A segunda, o fato de o Poder Judiciário ter reservado um cuidado bem maior para deferir a execução de mandados com a força inerente a essas liminares, dependendo de quem vai sofrer os seus efeitos. Para esse Poder, parece que uma coisa, não merecedora de mais detida análise, é despejar gente pobre sem-terra e sem-teto, de latifúndios rurais e urbanos ocupados, outra a de mandar a polícia usar do seu tradicional e nem sempre legítimo e legal poder de força e violência contra filhas/os de pais e mães de outra classe social, com terra e com teto.

 

A terceira, a de desmentir o juízo superficial e reducionista de ter se ausentado de qualquer motivação das atividades juvenis, outra inspiração que não seja exclusivamente individual, baseada tão só no interesse próprio, leviana, inconsequente, pueril afirmação da própria personalidade.

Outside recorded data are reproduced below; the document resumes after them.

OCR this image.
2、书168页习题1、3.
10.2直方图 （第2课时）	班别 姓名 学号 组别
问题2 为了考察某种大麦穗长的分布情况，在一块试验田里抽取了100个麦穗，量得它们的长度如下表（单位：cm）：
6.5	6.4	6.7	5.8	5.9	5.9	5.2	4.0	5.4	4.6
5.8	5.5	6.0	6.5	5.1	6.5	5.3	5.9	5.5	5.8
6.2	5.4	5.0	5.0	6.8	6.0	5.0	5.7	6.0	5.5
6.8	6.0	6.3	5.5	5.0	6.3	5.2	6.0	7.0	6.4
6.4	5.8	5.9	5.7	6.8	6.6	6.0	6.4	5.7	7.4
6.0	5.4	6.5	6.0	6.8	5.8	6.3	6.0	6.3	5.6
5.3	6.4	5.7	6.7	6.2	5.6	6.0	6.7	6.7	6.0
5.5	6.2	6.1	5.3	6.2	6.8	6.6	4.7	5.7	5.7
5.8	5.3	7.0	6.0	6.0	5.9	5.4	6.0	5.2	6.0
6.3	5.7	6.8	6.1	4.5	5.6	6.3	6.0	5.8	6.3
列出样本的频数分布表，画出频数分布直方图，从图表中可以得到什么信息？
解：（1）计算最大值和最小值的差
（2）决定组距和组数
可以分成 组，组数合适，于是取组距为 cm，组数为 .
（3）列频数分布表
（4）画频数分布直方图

Estudantes que ocuparam essas escolas têm consciência ético-social.

 

A quarta, a de se atribuir à juventude uma incapacidade para formar juízo adequado da realidade e, diante de injustiças presentes ou potenciais, tomar-se da coragem necessária para pensar, sentir e agir de imediato em sentido decididamente contrário, de forma coletivamente organizada, sem se acomodar à espera da iniciativa alheia, venha essa a ser (in)suficiente e (in)capaz, de suprir-lhe a omissão.

 

Acima de tudo, porém, o acontecimento confirmou uma antiga e nunca demais repetida lição de Paulo Freire: só se ensina mesmo aprendendo. São Paulo está aprendendo, com jovens dando aula, por sua própria e ousada iniciativa, de um direito fundamental social, como é o da educação.

 

Merecedor de uma prioridade de respeito e garantia de tal ordem, por parte da administração pública, das escolas, professoras/es, pais e mães de alunas/os, sociedade civil como um tudo, o direito à educação jamais deveria ser tratado sem conhecimento e participação, mesmo por via representativa, de quem é o seu verdadeiro titular, ou seja, quem é, ao mesmo tempo, a finalidade e a/o sujeita/o desse direito, o ser humano da presente e das futuras gerações.

 

Tanto se fala em democracia participativa, quanto se a prorroga indefinifidamente. A decisão judicial de São Paulo, desta vez, assimilou muito bem o recado cívico-político das/os estudantes de lá.